Investor's Business Daily
February 27, 2007

Cuba Expels The Wrong Marx

Media: Cuba's expulsion of three journalists was a minor story, but shouldn't be. Not only does it show Cuba's growing fear of the spotlight, it raises questions about why others are still there.

It's no coincidence the same Western journalists who tell us all's well in Cuba — nothing here but vintage cars and mojitos — were not among those asked to go. In fact, their reporting has little in common with that of the Chicago Tribune's Gary Marx, the BBC's Stephen Gibbs or Cesar Gonzalez-Calero of Mexico's El Universal.

Under intolerable conditions — spied on by secret police, sources harassed by government goons — these three managed to paint a credible picture of Cuba. That's important because big changes are coming with the demise of the Castro regime, and it might not be a Velvet Revolution.

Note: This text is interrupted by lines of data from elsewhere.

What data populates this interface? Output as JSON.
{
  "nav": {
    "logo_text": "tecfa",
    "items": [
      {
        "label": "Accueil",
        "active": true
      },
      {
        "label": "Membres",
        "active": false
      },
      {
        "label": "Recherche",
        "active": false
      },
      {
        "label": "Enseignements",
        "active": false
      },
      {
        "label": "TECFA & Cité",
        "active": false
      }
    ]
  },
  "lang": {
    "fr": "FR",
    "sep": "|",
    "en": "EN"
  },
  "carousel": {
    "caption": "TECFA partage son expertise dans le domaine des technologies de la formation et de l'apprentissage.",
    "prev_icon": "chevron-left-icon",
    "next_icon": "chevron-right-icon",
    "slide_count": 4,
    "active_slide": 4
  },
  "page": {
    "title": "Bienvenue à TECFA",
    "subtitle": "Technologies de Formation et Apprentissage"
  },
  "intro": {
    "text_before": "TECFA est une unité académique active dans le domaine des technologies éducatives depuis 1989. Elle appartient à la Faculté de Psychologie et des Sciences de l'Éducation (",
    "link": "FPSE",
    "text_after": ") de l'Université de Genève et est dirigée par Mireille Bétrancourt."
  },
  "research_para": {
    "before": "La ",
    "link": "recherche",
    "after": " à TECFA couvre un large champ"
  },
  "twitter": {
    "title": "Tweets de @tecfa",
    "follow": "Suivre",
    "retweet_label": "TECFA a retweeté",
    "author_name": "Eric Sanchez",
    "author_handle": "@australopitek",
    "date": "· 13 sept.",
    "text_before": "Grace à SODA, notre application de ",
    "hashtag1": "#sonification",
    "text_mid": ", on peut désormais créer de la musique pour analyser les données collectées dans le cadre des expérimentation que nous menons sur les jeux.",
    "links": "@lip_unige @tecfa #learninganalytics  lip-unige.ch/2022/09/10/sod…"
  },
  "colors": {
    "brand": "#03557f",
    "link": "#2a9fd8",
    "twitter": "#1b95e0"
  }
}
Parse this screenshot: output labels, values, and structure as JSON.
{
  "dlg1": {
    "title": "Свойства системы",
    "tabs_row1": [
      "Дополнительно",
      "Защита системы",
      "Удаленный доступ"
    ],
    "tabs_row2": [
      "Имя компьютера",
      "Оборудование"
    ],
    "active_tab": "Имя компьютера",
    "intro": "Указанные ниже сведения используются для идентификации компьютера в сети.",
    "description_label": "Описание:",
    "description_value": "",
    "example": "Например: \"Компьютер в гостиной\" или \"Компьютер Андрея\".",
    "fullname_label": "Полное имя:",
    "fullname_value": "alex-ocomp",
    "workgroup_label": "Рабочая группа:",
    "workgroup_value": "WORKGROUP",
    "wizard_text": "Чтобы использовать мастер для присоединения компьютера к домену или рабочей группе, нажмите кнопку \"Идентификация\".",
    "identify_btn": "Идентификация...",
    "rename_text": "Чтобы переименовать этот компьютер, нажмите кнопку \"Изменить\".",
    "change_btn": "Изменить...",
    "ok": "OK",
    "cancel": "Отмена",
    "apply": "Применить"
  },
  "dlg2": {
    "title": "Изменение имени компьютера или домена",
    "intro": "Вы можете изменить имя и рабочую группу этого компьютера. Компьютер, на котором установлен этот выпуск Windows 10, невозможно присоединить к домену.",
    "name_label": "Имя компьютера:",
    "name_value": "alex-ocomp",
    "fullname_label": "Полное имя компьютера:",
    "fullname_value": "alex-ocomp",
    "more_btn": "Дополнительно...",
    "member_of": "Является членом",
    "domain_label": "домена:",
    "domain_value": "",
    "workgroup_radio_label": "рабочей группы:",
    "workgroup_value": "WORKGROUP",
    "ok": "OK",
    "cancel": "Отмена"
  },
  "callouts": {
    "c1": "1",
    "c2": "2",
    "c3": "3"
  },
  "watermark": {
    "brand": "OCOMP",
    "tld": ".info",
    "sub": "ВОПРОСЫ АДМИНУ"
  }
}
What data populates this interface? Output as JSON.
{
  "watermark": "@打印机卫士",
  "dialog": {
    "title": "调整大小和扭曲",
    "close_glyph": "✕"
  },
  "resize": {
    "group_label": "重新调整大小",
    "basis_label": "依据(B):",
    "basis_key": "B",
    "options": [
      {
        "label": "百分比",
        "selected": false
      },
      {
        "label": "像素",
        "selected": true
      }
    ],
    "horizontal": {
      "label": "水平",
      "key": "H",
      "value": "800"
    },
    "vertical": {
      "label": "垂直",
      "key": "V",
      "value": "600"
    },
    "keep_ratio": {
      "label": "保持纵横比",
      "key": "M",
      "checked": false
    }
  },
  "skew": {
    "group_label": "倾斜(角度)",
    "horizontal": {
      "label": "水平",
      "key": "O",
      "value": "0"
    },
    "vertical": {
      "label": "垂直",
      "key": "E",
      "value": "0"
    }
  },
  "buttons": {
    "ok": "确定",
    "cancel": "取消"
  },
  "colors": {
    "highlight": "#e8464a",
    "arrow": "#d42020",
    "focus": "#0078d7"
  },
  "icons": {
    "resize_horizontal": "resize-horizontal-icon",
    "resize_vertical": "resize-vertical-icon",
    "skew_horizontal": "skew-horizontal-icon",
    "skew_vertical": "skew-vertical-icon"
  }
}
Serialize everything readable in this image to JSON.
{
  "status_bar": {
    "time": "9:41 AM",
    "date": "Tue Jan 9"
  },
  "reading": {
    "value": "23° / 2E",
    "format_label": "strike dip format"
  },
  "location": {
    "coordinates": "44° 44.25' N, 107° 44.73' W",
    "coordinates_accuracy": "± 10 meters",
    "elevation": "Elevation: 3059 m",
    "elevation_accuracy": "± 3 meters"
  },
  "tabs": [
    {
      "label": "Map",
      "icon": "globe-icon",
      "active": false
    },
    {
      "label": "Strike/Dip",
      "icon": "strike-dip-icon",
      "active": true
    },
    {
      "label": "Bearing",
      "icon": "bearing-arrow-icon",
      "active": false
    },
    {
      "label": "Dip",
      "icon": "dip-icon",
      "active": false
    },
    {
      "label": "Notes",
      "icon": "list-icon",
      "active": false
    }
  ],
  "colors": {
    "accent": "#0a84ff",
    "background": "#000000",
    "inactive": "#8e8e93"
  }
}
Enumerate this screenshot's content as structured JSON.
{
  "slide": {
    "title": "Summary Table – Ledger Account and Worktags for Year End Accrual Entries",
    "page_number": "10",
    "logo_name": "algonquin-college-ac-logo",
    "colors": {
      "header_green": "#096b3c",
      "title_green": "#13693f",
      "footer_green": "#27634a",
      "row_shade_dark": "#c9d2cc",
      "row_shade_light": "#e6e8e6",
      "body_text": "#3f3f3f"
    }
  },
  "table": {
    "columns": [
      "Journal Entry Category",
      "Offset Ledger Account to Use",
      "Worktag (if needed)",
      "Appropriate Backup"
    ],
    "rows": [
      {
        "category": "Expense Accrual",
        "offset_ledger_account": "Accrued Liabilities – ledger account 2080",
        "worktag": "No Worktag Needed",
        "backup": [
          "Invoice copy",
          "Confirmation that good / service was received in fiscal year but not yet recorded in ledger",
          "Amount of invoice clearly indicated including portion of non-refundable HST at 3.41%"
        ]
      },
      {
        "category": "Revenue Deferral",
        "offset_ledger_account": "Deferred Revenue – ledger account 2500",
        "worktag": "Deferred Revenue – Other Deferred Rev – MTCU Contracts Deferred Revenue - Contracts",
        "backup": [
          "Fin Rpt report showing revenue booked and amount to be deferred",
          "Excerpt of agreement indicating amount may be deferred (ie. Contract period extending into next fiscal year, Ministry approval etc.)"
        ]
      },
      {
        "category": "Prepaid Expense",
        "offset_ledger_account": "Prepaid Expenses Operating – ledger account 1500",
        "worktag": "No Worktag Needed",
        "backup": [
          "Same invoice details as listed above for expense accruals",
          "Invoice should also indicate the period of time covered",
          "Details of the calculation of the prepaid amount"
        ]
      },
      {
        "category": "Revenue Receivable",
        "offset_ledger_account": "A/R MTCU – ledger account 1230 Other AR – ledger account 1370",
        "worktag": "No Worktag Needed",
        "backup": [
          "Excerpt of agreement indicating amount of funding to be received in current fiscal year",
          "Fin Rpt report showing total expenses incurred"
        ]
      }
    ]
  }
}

Cuba's military is restless, Florida civil authorities are making contingency plans for a freedom flotilla, and Hugo Chavez's potential role will be unknown. But at least we could grasp underlying conditions from the journalists whose visas the regime refused to renew.

Marx (Gary, that is) wrote of the disillusionment of Cuba's youth with communism, fakery at Castro's military parades and how the Cuban black market works.

Gonzalez-Calero chronicled long lines, lousy train rides and savings devaluations. He also asked the key question of who was running Cuba and highlighted the fact that the Cuban government had no intention of telling.

Gibb reported on Cuba's social disintegration, including AIDS camps and strange traffic like husband-selling.

All of it was valuable. In the Internet Age it's not complicated to see why — it was verifiable. Marx's, Gonzalez-Calero's and Gibbs' accounts tended to match those of ordinary Cubans who escaped Castro's island prison to freedom and who can now speak freely — like the 23 Cubans who just made it to Key West on Tuesday after multiple attempts. Their reporting matched exile news services like CubaNet.com, as well as the exile photographs seen on Web sites like TheRealCuba.com. It also matched the scholarly research like that found at the University of Miami's Cuba Transition Project.

What it didn't match was the tripe put out by Cuba's state press, touting the "achievements" of communism. Cuban authorities told Marx his work was "negative." Gonzalez-Calero was thrown out for "reporting in a way that does not comport with the Cuban government."

If professional standards mean anything to the mainstream media, getting expelled for that reason is a badge of honor.

Which brings up why remaining correspondents inside Cuba aren't red-faced about not being thrown out.

As with the CNN correspondents who admitted they slanted prewar Iraq coverage to avoid getting their visas revoked by Saddam Hussein, one sees some of this very behavior in the Cuban correspondents and one wonders what the value of such cowardice is. It's a problem for anyone covering a totalitarian regime. But few reporters excused Hussein's regime the way some do Cuba's.

Earlier this week, unexpelled Reuters correspondent Marc Frank wrote about Cuba's latest failed sugar harvest, making no effort to look up why government price-setting creates the same disastrous result over and over. Like the Soviets of old, he blamed the weather.

Not everything Frank does is bad, but the ex-People's Daily World staffer states in many of his reports that Cuba's economic problems are a byproduct of the U.S. embargo rather than the failures of socialism.

Not to be outdone, Anita Snow of the Associated Press is the go-to person for every Western fringe leftist visiting Cuba and parroting Castro's priorities.

Journalists who fail to pass along the realities of a dictatorship are not only doing their readers a disservice. They're also being foolish. One day the Castro regime will fall, and when the Cuban secret police files are opened, there could be a reckoning of what the truth of this regime and their role in its enablement really was.